Before we get to the meat of the column, I would like to touch on a couple of other things. The first one involves my son, Ray. He is the only person I know who has been “buzzed “ by an eagle. He exercises by walking in the Brady’s Bend access area. Last week, an eagle, focused on a fish, flew just several feet over his head.

I would like to focus on a light note with some of the frustrating things which can happen to the typical angler. They have all happened to me. They included slipping on a wet dock, which landed me in the river, discovering too late that your hip boots or waders have a leak, breaking the starter rope on a boat motor, especially when far from the dock and falling into the creek in early trout season when the water is still brutally cold. Last, but by no means least, is launching the boat with the drain plug out.

You know, when I was young, I used to sort of chuckle at some of the philosophy of the “old guys.” Now that I am one, I have gained a lot of understanding. I have found that aging can certainly change one’s outlook on things.

As a young man, I hunted with genuine passion. An unsuccessful hunt was cause for genuine distress. Nowadays, I am grateful for still having the ability to get out there and try. There was a time when I would have laughed at such an idea, considering it the ultimate in corny. Not now.

Nowadays, I don’t hunt anything I don’t plan to eat. I once hunted groundhogs all the time. I couldn’t wait for them to come out in the spring. In fact, I have several rifles geared for that specific purpose. As young men, Old Bub and I would eat the occasional groundhog, as they are genuinely delicious. We did, however, let a lot of them lay where they died. Not anymore. While I still sometimes get a hankering for one on the grill, the thought of cleaning it in the hot weather almost turns my stomach. Now, I just leave them alone.

Don’t get me wrong. I have no quarrel with anyone who wishes to hunt them, and I fully understand why farmers want rid of them. They do tremendous damage to crops, and their holes are a danger to livestock that might step in them.

I have mentioned before that I just plain don’t like bear meat. I no longer hunt them, although I did as a young man.

I used to be an avid coon-hunter. While I still occasionally miss the bawl of a Bluetick or Black and Tan on a hot track, I no longer have any desire to kill a raccoon. In fact, I don’t even mind if they come on my porch and eat the cat food.
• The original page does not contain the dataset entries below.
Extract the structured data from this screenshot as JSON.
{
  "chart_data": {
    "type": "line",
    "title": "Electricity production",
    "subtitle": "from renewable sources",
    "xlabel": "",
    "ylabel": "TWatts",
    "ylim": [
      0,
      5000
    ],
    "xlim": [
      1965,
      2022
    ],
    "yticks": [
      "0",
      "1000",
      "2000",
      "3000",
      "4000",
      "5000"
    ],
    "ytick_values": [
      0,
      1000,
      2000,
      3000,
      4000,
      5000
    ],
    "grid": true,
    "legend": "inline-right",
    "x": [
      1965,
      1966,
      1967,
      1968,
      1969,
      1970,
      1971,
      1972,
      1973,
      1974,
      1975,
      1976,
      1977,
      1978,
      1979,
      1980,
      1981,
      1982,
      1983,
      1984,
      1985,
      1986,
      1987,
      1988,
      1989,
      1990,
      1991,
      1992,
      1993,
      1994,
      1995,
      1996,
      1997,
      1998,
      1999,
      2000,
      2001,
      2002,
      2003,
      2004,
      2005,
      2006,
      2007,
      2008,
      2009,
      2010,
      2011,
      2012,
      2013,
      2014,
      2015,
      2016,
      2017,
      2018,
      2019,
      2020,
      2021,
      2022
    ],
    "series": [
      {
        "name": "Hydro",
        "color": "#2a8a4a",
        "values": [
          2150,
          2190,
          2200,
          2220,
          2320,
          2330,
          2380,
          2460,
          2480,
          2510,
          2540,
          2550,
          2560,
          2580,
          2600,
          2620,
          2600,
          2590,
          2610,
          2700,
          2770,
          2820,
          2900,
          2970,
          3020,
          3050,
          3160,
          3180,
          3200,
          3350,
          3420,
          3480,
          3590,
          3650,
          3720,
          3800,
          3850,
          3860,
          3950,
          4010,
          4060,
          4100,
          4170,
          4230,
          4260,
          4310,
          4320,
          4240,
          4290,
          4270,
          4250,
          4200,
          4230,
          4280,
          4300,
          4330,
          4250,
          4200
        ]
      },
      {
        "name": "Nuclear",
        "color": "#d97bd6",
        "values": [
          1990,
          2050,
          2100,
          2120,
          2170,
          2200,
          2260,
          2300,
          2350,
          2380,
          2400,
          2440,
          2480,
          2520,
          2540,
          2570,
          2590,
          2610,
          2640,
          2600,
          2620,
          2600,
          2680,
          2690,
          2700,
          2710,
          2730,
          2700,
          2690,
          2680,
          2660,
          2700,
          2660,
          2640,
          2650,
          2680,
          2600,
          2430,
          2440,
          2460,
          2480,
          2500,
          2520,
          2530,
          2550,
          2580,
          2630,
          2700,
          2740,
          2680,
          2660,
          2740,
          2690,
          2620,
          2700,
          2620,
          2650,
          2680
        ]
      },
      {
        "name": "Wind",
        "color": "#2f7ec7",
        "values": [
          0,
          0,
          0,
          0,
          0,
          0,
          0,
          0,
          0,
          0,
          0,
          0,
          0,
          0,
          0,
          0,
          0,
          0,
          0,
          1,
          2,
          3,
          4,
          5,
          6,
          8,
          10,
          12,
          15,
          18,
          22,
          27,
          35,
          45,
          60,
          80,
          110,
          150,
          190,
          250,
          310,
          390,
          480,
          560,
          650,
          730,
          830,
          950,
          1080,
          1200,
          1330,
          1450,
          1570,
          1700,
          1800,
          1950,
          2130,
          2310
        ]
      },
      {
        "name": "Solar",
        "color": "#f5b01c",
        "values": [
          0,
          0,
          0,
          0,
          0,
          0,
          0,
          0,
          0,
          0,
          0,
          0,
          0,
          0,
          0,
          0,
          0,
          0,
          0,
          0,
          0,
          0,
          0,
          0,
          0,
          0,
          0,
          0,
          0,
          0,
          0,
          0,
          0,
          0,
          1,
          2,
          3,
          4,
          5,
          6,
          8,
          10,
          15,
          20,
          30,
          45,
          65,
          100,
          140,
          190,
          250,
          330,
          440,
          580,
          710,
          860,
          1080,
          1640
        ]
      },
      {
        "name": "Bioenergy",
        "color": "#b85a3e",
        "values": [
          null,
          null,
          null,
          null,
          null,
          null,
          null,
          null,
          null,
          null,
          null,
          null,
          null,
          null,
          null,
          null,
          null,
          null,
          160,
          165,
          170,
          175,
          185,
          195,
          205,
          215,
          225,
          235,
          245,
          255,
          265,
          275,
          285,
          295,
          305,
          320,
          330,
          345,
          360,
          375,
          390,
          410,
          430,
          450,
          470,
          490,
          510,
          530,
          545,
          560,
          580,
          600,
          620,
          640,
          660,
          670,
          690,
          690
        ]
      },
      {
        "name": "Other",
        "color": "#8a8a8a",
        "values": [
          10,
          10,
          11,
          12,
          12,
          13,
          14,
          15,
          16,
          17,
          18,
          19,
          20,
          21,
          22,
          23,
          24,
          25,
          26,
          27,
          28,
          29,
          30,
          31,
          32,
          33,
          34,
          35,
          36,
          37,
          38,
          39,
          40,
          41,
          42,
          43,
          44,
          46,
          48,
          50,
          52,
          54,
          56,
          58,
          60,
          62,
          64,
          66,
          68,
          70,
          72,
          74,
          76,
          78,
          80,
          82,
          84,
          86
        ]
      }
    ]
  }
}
When it comes to fish, it’s a different story. I love fish, and I have no problem with taking them home and eating them. About the only fish I won’t eat are carp and suckers, although I have read some recipes for suckers which I just might try one of these days. For the time being, though, I simply return carp and suckers to the water unharmed. Some anglers toss them onto the bank to rot but, to me, that seems senseless. Mind you, I am not against catch and release, if that is what you want to do with your catch. In my case, however, legal fish are probably destined to become table fare. Also, I still get kind of upset if I get skunked fishing.

I know that some of you young folks are probably chuckling at all of this. Just wait. Your day is coming .

As I mentioned in a previous column, this is a bad year for ticks. I don’t mean to harp on it, but they are a real danger. They are, of course, active all year, but warmer weather really gets them going. I learned that a plain old possum will eat thousands of ticks each season. On top of that, they are kind of cute, in their own way. Sparrows are big time tick eaters as well.